“Can a Chatbot Preach a Good Sermon? Hundreds Attend Church Service Generated by ChatGPT to Find Out”, 2023-06-10 (; similar):
https://en.wikipedia.org/wiki/Protestantism_in_Germany
Hundreds of German Protestants attended a church service in Bavaria that was generated almost entirely by artificial intelligence. The service was created by ChatGPT and Jonas Simmerlein, a theologian and philosopher from the University of Vienna. It was one of hundreds of events at the convention of Protestants in the Bavarian towns of Nuernberg and Fuerth, and it draw such an immense interest that people formed a long queue outside the building an hour before it began. The ChatGPT chatbot, personified by different avatars on a huge screen above the altar, led the more than 300 people through 40 minutes of prayer, music, sermons and blessings.
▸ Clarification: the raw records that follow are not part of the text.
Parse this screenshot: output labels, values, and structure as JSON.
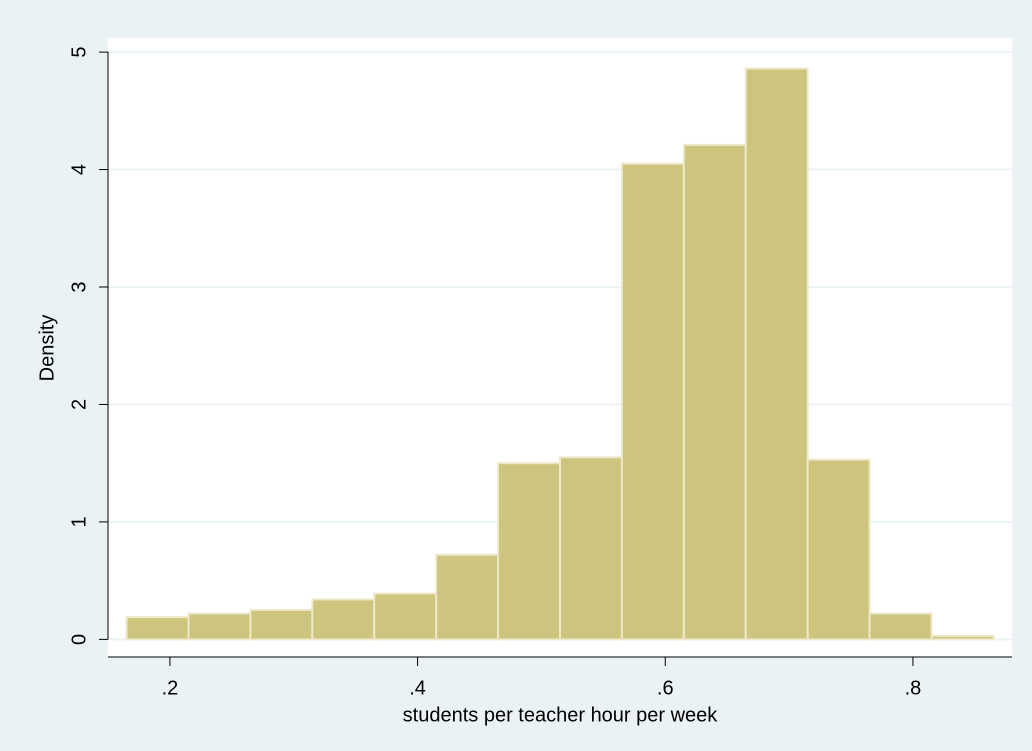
{
  "chart_data": {
    "type": "histogram",
    "x_label": "students per teacher hour per week",
    "y_label": "Density",
    "bins": [
      0.165,
      0.215,
      0.265,
      0.315,
      0.365,
      0.415,
      0.465,
      0.515,
      0.565,
      0.615,
      0.665,
      0.715,
      0.765,
      0.815,
      0.865
    ],
    "values": [
      0.19,
      0.22,
      0.25,
      0.34,
      0.39,
      0.72,
      1.5,
      1.55,
      4.05,
      4.21,
      4.86,
      1.53,
      0.22,
      0.03
    ],
    "color": "#cdc47e",
    "xlim": [
      0.15,
      0.88
    ],
    "ylim": [
      -0.15,
      5.12
    ],
    "xticks": [
      {
        "value": 0.2,
        "label": ".2"
      },
      {
        "value": 0.4,
        "label": ".4"
      },
      {
        "value": 0.6,
        "label": ".6"
      },
      {
        "value": 0.8,
        "label": ".8"
      }
    ],
    "yticks": [
      0,
      1,
      2,
      3,
      4,
      5
    ],
    "grid": true
  }
}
…This year’s gathering is taking place from Wednesday to Sunday under the motto “Now is the time.” That slogan was one of the sentences Simmerlein fed ChatGPT when he asked the chatbot to develop the sermon. “I told the artificial intelligence ‘We are at the church congress, you are a preacher … what would a church service look like?’” Simmerlein said. He also asked for psalms to be included, as well as prayers and a blessing at the end. “You end up with a pretty solid church service”, Simmerlein said, sounding almost surprised by the success of his experiment.
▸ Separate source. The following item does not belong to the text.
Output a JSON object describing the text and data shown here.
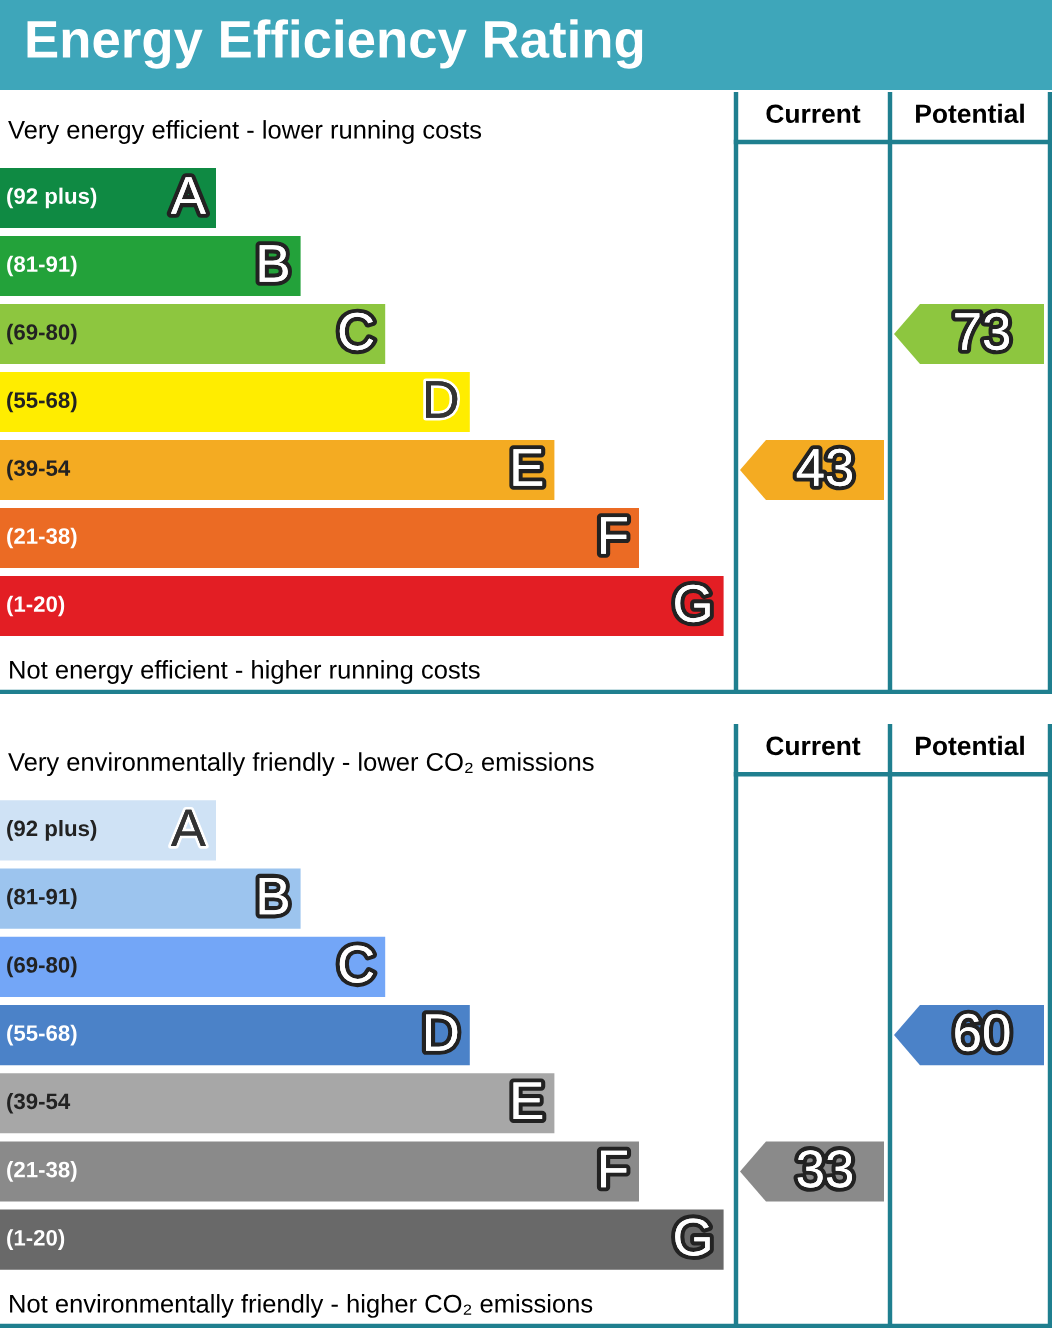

Indeed, the believers in the church listened attentively as the artificial intelligence preached about leaving the past behind, focusing on the challenges of the present, overcoming fear of death, and never losing trust in Jesus Christ. The entire service was “led” by 4 different avatars on the screen, two young women, and two young men.
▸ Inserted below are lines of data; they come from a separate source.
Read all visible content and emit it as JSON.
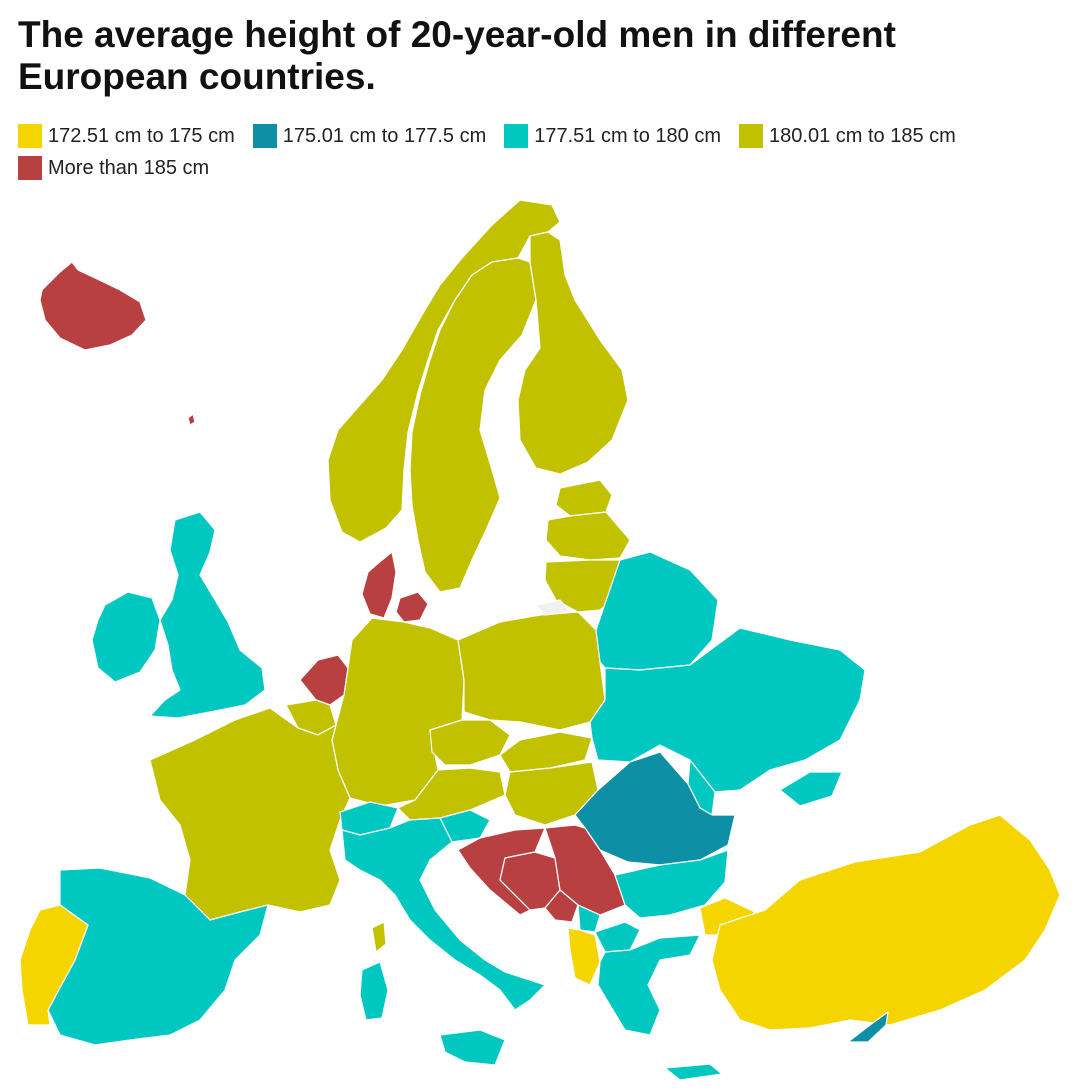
{
  "title": "The average height of 20-year-old men in different European countries.",
  "legend": [
    {
      "label": "172.51 cm to 175 cm",
      "color": "#f5d500"
    },
    {
      "label": "175.01 cm to 177.5 cm",
      "color": "#0d8fa6"
    },
    {
      "label": "177.51 cm to 180 cm",
      "color": "#00c8c0"
    },
    {
      "label": "180.01 cm to 185 cm",
      "color": "#c2c100"
    },
    {
      "label": "More than 185 cm",
      "color": "#b94040"
    }
  ],
  "colors": {
    "c1": "#f5d500",
    "c2": "#0d8fa6",
    "c3": "#00c8c0",
    "c4": "#c2c100",
    "c5": "#b94040"
  }
}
At times, the AI-generated avatar inadvertently drew laughter as when it used platitudes and told the churchgoers with a deadpan expression that in order “to keep our faith, we must pray and go to church regularly.” Some people enthusiastically videotaped the event with their cell phones, while others looked on more critically and refused to speak along loudly during The Lord’s Prayer.
Heiderose Schmidt, a 54-year-old who works in IT, said she was excited and curious when the service started but found it increasingly off-putting as it went along. “There was no heart and no soul”, she said. “The avatars showed no emotions at all, had no body language and were talking so fast and monotonously that it was very hard for me to concentrate on what they said.”
“But maybe it is different for the younger generation who grew up with all of this”, Schmidt added.
Marc Jansen, a 31-year-old Lutheran pastor from Troisdorf near the western German city of Cologne, brought a group of teenagers from his congregation to St. Paul. He was more impressed by the experiment. “I had actually imagined it to be worse. But I was positively surprised how well it worked. Also the language of the AI worked well, even though it was still a bit bumpy at times”, Jansen said.
What the young pastor missed, however, was any kind of emotion or spirituality, which he says is essential when he writes his own sermons.